A Man of Independent Mind by L A Hall (2019)
I have a cold, so it's time for comfort reading! This is basically the 14th in the
series, so don't start here. I wasn't quite sure what to expect of this volume focusing on the character Alexander "Sandy" MacDonald--it starts out with some diary entries shedding light on previous events from his POV, but then it jumps forward in time quite a lot, and we get the story of two close friends supporting each other and both grieving their romantic partners. I really enjoyed that part, it was beautiful and sympathetic. Later on we
finally get Sandy and Clorinda having sex in the spirit of scientific enquiry, which I had been wanting to read. *gleeful* I mean, it's not like I ship them as anything other than close friends, but there had been a certain tension/curiosity there. And then there's a final part where Sandy meets someone new and also there are complications surrounding the Bexbury inheritance. All very enjoyable, A+ comfort reading.
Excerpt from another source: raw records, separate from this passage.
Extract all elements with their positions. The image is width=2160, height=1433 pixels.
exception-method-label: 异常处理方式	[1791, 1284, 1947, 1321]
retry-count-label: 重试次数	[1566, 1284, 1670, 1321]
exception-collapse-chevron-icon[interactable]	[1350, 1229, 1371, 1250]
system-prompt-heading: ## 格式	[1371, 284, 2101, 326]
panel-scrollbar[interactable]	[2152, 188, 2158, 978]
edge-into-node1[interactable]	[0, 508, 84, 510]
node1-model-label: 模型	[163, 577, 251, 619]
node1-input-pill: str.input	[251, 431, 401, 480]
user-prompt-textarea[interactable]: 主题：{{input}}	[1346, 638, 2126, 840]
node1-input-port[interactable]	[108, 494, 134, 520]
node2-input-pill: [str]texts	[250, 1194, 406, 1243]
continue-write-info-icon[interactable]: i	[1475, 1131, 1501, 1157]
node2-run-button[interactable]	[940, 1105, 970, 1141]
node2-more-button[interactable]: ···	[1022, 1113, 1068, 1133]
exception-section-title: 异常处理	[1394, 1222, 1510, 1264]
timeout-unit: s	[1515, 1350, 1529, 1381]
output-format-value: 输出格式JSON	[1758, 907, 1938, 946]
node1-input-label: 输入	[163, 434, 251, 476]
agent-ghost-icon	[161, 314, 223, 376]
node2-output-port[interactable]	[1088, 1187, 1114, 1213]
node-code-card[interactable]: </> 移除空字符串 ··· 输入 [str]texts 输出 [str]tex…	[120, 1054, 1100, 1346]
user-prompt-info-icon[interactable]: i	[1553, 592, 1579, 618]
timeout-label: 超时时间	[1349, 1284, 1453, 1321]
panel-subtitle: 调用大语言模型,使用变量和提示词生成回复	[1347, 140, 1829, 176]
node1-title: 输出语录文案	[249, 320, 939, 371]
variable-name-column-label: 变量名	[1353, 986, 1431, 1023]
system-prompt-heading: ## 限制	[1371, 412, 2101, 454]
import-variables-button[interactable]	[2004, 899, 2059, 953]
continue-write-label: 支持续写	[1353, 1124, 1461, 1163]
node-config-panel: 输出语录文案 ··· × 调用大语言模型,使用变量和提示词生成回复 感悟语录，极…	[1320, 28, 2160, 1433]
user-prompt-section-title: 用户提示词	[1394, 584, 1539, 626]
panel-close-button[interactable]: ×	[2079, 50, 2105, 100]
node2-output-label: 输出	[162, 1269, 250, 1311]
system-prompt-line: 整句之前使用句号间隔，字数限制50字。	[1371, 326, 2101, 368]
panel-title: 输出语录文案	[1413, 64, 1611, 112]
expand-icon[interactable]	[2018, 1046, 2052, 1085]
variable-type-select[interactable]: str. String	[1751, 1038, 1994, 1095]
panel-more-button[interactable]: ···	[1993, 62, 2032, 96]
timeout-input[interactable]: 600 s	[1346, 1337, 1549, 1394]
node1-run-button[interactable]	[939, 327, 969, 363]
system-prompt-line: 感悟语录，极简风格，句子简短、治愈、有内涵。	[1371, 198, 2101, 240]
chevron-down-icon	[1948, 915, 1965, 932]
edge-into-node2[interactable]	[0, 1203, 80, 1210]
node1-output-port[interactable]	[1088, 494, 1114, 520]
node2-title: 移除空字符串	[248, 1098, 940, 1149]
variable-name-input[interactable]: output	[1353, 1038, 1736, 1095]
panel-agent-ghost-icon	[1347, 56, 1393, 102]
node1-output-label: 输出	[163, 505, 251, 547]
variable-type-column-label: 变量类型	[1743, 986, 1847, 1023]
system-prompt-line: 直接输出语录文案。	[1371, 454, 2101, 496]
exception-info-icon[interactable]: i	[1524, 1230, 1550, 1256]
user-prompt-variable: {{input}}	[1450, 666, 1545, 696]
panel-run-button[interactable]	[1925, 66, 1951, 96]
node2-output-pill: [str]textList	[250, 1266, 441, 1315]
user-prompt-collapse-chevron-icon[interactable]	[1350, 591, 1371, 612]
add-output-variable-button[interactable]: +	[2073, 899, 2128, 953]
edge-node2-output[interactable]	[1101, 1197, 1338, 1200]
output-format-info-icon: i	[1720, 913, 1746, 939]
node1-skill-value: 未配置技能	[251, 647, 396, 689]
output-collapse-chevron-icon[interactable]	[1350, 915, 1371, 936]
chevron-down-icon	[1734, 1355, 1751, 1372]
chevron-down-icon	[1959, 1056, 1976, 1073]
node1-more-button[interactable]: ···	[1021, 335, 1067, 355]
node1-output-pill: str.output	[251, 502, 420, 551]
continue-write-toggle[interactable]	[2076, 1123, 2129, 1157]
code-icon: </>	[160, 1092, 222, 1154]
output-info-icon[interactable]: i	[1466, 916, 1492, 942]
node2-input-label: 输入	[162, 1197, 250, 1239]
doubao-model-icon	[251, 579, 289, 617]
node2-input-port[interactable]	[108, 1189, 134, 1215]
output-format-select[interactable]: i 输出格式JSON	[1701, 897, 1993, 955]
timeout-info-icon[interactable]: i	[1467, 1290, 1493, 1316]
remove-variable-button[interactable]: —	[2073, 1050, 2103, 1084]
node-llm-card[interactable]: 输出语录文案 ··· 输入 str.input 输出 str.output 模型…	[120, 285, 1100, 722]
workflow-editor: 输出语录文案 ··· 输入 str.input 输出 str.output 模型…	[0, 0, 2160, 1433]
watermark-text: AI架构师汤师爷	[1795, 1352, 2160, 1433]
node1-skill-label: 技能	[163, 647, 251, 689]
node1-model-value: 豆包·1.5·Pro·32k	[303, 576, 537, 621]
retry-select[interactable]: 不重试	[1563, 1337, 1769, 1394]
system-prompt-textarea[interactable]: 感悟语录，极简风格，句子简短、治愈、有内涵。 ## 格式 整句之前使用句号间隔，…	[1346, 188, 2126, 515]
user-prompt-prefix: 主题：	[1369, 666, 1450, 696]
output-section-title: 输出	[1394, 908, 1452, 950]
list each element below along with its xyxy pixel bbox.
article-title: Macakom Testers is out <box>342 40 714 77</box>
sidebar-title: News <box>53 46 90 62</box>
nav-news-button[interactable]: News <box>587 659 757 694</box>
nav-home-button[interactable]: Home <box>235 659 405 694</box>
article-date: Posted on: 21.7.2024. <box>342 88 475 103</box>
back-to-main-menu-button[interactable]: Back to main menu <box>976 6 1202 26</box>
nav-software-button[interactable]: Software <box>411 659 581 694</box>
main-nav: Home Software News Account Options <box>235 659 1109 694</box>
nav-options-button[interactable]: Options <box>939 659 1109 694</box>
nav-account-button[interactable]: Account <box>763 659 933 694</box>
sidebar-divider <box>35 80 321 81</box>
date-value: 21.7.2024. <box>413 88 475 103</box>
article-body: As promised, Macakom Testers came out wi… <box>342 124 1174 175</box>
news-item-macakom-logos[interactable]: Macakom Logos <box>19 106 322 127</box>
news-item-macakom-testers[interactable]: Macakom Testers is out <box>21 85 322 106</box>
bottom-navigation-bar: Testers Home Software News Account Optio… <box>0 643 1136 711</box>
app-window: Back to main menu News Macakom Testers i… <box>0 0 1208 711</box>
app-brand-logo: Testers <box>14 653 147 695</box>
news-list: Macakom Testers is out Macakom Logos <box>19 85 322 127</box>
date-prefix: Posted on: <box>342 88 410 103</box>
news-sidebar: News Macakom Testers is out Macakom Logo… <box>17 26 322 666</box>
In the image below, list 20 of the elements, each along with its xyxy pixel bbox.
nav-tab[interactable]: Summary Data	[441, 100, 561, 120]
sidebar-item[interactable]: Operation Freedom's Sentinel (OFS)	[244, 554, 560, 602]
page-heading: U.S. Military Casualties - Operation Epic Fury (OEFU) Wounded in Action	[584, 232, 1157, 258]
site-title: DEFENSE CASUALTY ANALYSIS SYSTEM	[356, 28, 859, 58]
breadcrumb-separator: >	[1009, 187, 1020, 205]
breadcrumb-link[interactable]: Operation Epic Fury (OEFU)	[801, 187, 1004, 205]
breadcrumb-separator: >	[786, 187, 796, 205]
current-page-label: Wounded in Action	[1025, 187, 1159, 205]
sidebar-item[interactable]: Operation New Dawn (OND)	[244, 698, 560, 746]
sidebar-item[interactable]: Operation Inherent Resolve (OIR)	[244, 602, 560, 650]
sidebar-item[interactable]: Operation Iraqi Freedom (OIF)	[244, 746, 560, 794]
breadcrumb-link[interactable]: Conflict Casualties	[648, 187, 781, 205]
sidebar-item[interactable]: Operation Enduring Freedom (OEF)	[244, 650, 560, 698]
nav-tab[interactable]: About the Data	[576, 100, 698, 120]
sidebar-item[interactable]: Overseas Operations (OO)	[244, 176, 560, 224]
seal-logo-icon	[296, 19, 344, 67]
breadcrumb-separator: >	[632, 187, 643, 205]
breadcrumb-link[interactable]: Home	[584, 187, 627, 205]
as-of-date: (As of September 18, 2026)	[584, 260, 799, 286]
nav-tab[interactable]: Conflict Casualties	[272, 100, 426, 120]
A Stranger Came Ashore by Mollie Hunter (1975)
A Scottish children's (young adult?) book about selkies, which I enjoyed a lot--it's told from the POV of the twelve-year-old human Robbie and has intriguing folklore and details of the nature and culture of Shetland. I do have thoughts about gender, though? The most common selkie story I've read is the one about a female selkie whose skin is stolen by a man, and then she becomes his wife and bears his children, and years afterwards she finds her skin again and leaves. This is not that. I think you only need to read the back cover to figure out that the male stranger who comes ashore is the selkie, and that he is a threat to the family's daughter. So in both cases, regardless of whether it's the man or the woman who is the selkie, it's the man who is the threat. Which I guess makes sense, because patriarchy, but it makes for a very different view on the selkies.
Oh, and you might be interested to know that Annick Trent has a free novelette out:
Harvest Season, which is historical f/f with two working-class protagonists.